Why AI should assist judgment, not replace it
AI is good at preparing a decision and unreliable at owning one. The businesses that use it well keep a person on the call that matters.
Published · Wysline Solutions
There are two ways to bring AI into a business process. You can hand it a decision and let it act, or you can let it do the preparation and keep a person making the actual call. The second approach is less exciting and far more reliable, and it's the one we build around.
What AI is genuinely good at
Modern language models are strong at a specific kind of work: reading a lot of text quickly, drafting a first version, summarizing, categorizing, and extracting details from messy inputs. Used this way, AI is a capable assistant that does the legwork before a decision.
- Summarizing a long email thread so a person can respond in a fraction of the time.
- Drafting a first-pass reply that a human edits and approves before it's sent.
- Tagging and routing incoming requests so the right person sees them sooner.
- Pulling structured details out of an unstructured document for a person to confirm.
In every one of these, the AI prepares the work and a person owns the outcome. The time saved is real, and the risk is contained.
Where it gets unreliable
The trouble starts when AI is handed the decision itself — when it acts on the customer, commits the business to something, or sends the message without review. Language models are confident even when they're wrong, and they don't know what they don't know. For a low-stakes task that's fine. For anything a customer sees or a business is bound by, confident-but-wrong is exactly the failure mode you can't afford.
The pattern that works: assist, then approve
The reliable pattern is simple. AI does the preparation. A person reviews and approves anything that leaves the building or commits the business. The person's job shifts from doing the legwork to making the judgment call — which is where their experience actually adds value.

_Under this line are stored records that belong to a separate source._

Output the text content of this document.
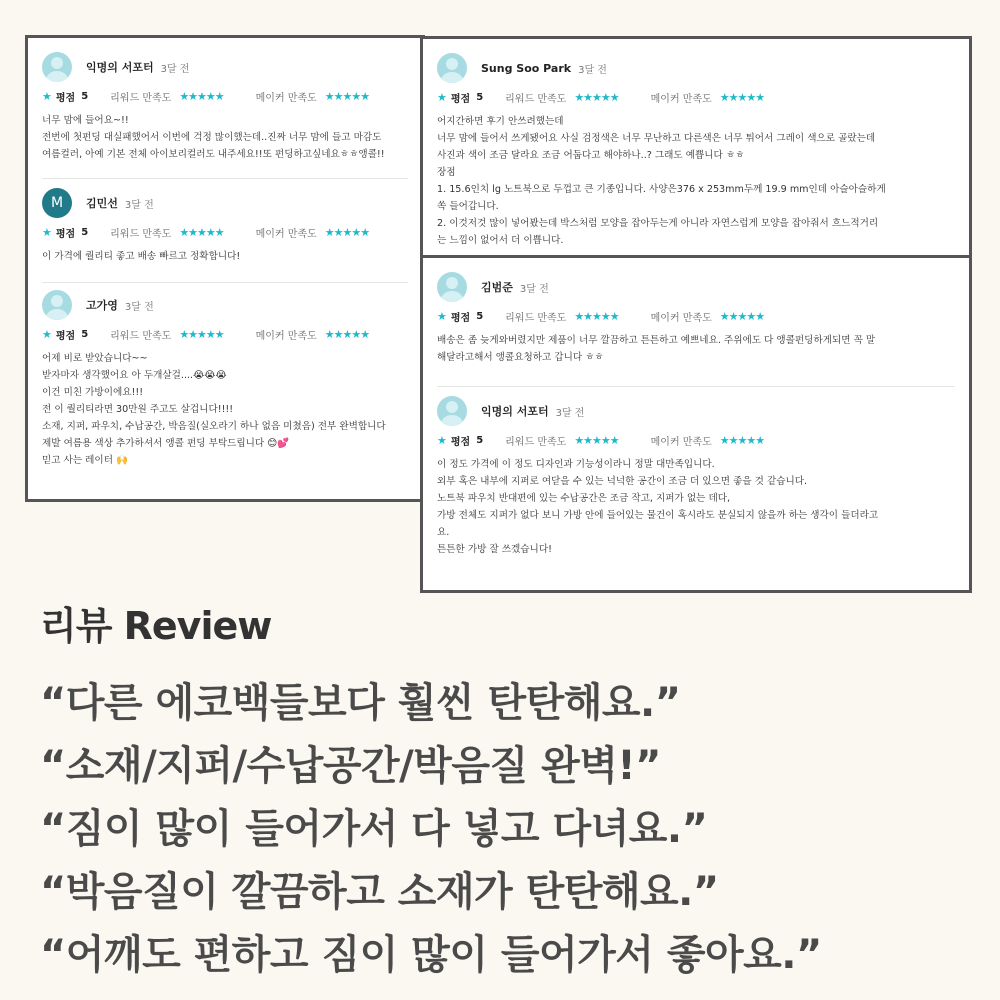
익명의 서포터 3달 전
★ 평점 5 리워드 만족도 ★★★★★	메이커 만족도 ★★★★★
너무 맘에 들어요~!!
전번에 첫펀딩 대실패했어서 이번에 걱정 많이했는데..진짜 너무 맘에 들고 마감도
여름컬러, 아예 기본 전체 아이보리컬러도 내주세요!!또 펀딩하고싶네요ㅎㅎ앵콜!!
M 김민선 3달 전
★ 평점 5 리워드 만족도 ★★★★★	메이커 만족도 ★★★★★
이 가격에 퀄리티 좋고 배송 빠르고 정확합니다!
고가영 3달 전
★ 평점 5 리워드 만족도 ★★★★★	메이커 만족도 ★★★★★
어제 비로 받았습니다~~
받자마자 생각했어요 아 두개살걸....😭😭😭
이건 미친 가방이에요!!!
전 이 퀄리티라면 30만원 주고도 살겁니다!!!!
소재, 지퍼, 파우치, 수납공간, 박음질(실오라기 하나 없음 미쳤음) 전부 완벽합니다
제발 여름용 색상 추가하셔서 앵콜 펀딩 부탁드립니다 😊💕
믿고 사는 레이터 🙌
Sung Soo Park 3달 전
★ 평점 5 리워드 만족도 ★★★★★	메이커 만족도 ★★★★★
어지간하면 후기 안쓰려했는데
너무 맘에 들어서 쓰게됐어요 사실 검정색은 너무 무난하고 다른색은 너무 튀어서 그레이 색으로 골랐는데
사진과 색이 조금 달라요 조금 어둡다고 해야하나..? 그래도 예쁩니다 ㅎㅎ
장점
1. 15.6인치 lg 노트북으로 두껍고 큰 기종입니다. 사양은376 x 253mm두께 19.9 mm인데 아슬아슬하게
쏙 들어갑니다.
2. 이것저것 많이 넣어봤는데 박스처럼 모양을 잡아두는게 아니라 자연스럽게 모양을 잡아줘서 흐느적거리
는 느낌이 없어서 더 이쁩니다.
김범준 3달 전
★ 평점 5 리워드 만족도 ★★★★★	메이커 만족도 ★★★★★
배송은 좀 늦게와버렸지만 제품이 너무 깔끔하고 튼튼하고 예쁘네요. 주위에도 다 앵콜펀딩하게되면 꼭 말
해달라고해서 앵콜요청하고 갑니다 ㅎㅎ
익명의 서포터 3달 전
★ 평점 5 리워드 만족도 ★★★★★	메이커 만족도 ★★★★★
이 정도 가격에 이 정도 디자인과 기능성이라니 정말 대만족입니다.
외부 혹은 내부에 지퍼로 여닫을 수 있는 넉넉한 공간이 조금 더 있으면 좋을 것 같습니다.
노트북 파우치 반대편에 있는 수납공간은 조금 작고, 지퍼가 없는 데다,
가방 전체도 지퍼가 없다 보니 가방 안에 들어있는 물건이 혹시라도 분실되지 않을까 하는 생각이 들더라고
요.
튼튼한 가방 잘 쓰겠습니다!
리뷰 Review
“다른 에코백들보다 훨씬 탄탄해요.”
“소재/지퍼/수납공간/박음질 완벽!”
“짐이 많이 들어가서 다 넣고 다녀요.”
“박음질이 깔끔하고 소재가 탄탄해요.”
“어깨도 편하고 짐이 많이 들어가서 좋아요.”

This isn't a limitation to apologize for. It's the design that lets you get the speed of automation without outsourcing the decisions that need a human. The oversight is the feature.
Let the model do the reading, drafting, and sorting. Keep the person on the decision. That's where the value — and the accountability — belongs.
Designing for oversight
Practically, this means building AI into workflows with review checkpoints rather than around them. It means making the AI's output easy to check and correct. And it means being honest about which steps are safe for a model to handle alone — usually the internal, low-stakes ones — and which always need a person.
Used this way, AI becomes what it should be: a tool that removes drudgery and speeds up the parts of a decision that don't need a human, while leaving the actual judgment where it belongs.